We made storyboards to empathize and understand how users may approach and use the kiosk in certain scenarios.

Mine followed an elderly user named Margaret, who has a foot condition and struggles to find the right shoes.


With a better grasp of how users would interact with the kiosk, we sketched out thumbnails of how it would look and where the functions would be.

We aimed for it to have a space for the shoe, a measurement method, a digital tablet interface for browsing, and a payment method.

Lo-Fi Wireframes

We first mapped out a flow for the digital screen by considering user needs (measuring and finding shoes, retrieval, payment, etc.) and then approximating layouts using thumbnails before moving onto more accurately-sized paper prototypes.

wireframe sketches paper wireframes

Paper Prototype Testing

Next we made a paper prototype using fleshed-out wireframes based on our thumbnails to test our current digital screen flow by guerilla testing with and eliciting feedback from previous interviewees.

Testing mainly showed issues with a lack of a back button, no signifier to place feet (due to it being paper and not with the full kiosk), unclear wait times, and a disconnect between user expectations and screen functions.

These problems were solved by adding a back button, including instructions on where to place feet, showing wait times on the tablet, and clearer instructions throughout the app.

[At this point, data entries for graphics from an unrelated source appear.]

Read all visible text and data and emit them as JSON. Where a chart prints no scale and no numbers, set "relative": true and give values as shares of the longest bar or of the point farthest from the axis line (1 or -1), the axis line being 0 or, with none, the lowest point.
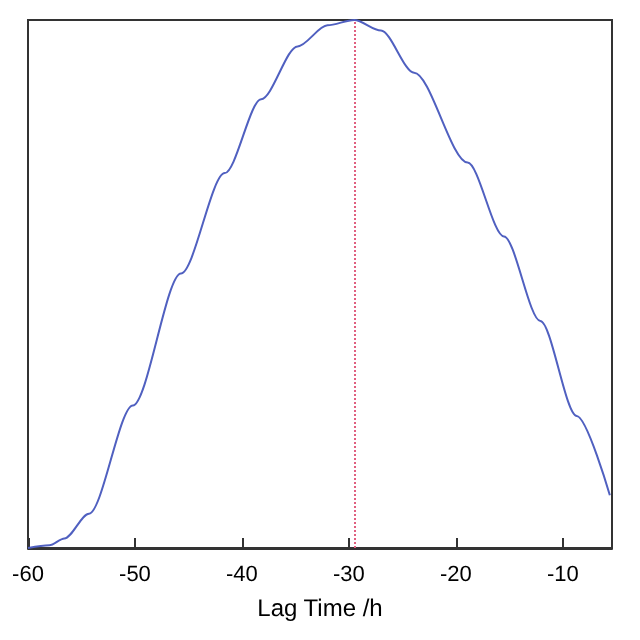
{
  "chart_data": {
    "type": "line",
    "xlabel": "Lag Time /h",
    "relative": true,
    "xlim": [
      -60,
      -5.4
    ],
    "xticks": [
      -60,
      -50,
      -40,
      -30,
      -20,
      -10
    ],
    "grid": false,
    "marker": "none",
    "line_style": "solid",
    "series": [
      {
        "color": "#5060c0",
        "x": [
          -60,
          -58,
          -56.6,
          -54.3,
          -50.2,
          -45.7,
          -41.6,
          -38.2,
          -34.8,
          -32,
          -29.5,
          -27,
          -23.9,
          -18.9,
          -15.5,
          -12.1,
          -8.7,
          -5.6
        ],
        "values": [
          0,
          0.005,
          0.018,
          0.065,
          0.27,
          0.52,
          0.71,
          0.85,
          0.95,
          0.99,
          1,
          0.98,
          0.9,
          0.73,
          0.59,
          0.43,
          0.25,
          0.1
        ]
      }
    ],
    "ref_lines": [
      {
        "axis": "x",
        "value": -29.5,
        "color": "#e06080",
        "line_style": "dotted"
      }
    ]
  }
}
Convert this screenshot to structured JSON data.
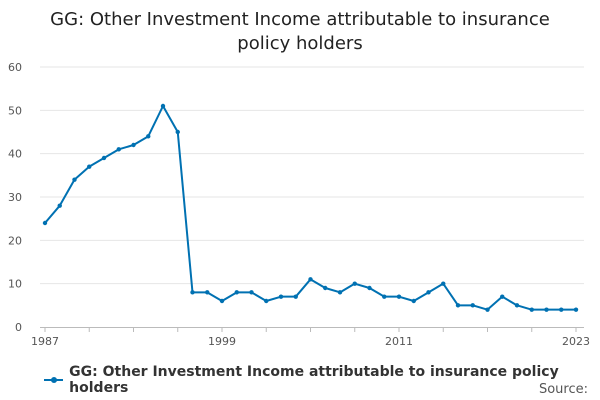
{
  "chart_data": {
    "type": "line",
    "title": "GG: Other Investment Income attributable to insurance policy holders",
    "title_lines": [
      "GG: Other Investment Income attributable to insurance",
      "policy holders"
    ],
    "xlabel": "",
    "ylabel": "",
    "x_tick_labels": [
      "1987",
      "1999",
      "2011",
      "2023"
    ],
    "y_ticks": [
      0,
      10,
      20,
      30,
      40,
      50,
      60
    ],
    "ylim": [
      0,
      60
    ],
    "xlim": [
      1987,
      2023
    ],
    "grid": true,
    "legend_position": "bottom",
    "series": [
      {
        "name": "GG: Other Investment Income attributable to insurance policy holders",
        "color": "#0071b2",
        "x": [
          1987,
          1988,
          1989,
          1990,
          1991,
          1992,
          1993,
          1994,
          1995,
          1996,
          1997,
          1998,
          1999,
          2000,
          2001,
          2002,
          2003,
          2004,
          2005,
          2006,
          2007,
          2008,
          2009,
          2010,
          2011,
          2012,
          2013,
          2014,
          2015,
          2016,
          2017,
          2018,
          2019,
          2020,
          2021,
          2022,
          2023
        ],
        "values": [
          24,
          28,
          34,
          37,
          39,
          41,
          42,
          44,
          51,
          45,
          8,
          8,
          6,
          8,
          8,
          6,
          7,
          7,
          11,
          9,
          8,
          10,
          9,
          7,
          7,
          6,
          8,
          10,
          5,
          5,
          4,
          7,
          5,
          4,
          4,
          4,
          4
        ]
      }
    ]
  },
  "source_label": "Source:"
}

I used Milonote and consulted the UI designer to make a quick moodboard for her to base a style guide on. The moodboard reflects the diverse age range and warm and friendly feeling our kiosk was supposed to portray.

The moodboard we made. Our key words in mind to tell users included: Fitting (Matching), Neutral, Middleman, All-ages, and Diverse.

Digital Prototype Testing

Our UI designer created a digital prototype and we tested again. This time the main issues involved a lack of cues for payment, limited functional shoe selections, need for UI clarity (such as making buttons more noticeable), and a lack of a thank-you screen after a purchase.

adobe xd screens

We addressed these issues in the next iteration by adding more steps to the payment process, implementing more selectable shoes, increasing color contrast, and adding a thank-you screen upon a successful purchase.

Cardboard Prototyping

While the UI designer was designing, the rest of us were constructing the cardboard prototype using box-cutters, rulers, tape, and a touch-screen laptop. After forming the basic structure, door, tablet-holder and measurement device, we spray painted the base (we couldn’t add on more colors due to time).

prototype in ben's apt

Poster Design

I made a poster for the final presentation using brand colors and high-quality stock-photos to illustrate the basic steps of the FeetFit kiosk.


Final Presentation

In the final presentation, we pitched the FeetFit kiosk by presenting our cardboard prototype, poster, and demonstration to receive feedback on our work.

final presentation pic

Ideal Next Steps

With more time, our number one priority would've been heavily refining the kiosk's physical appearance to match the brand colors and visual language. Afterwards, we would've also reinforced the kiosk interior better since it was barely holding up during the presentation.


FeetFit was a particularly challenging project due to the time constraints and disagreements we had as a team, but I am grateful for the opportunity to develop my prototyping, communication, and teamwork skills.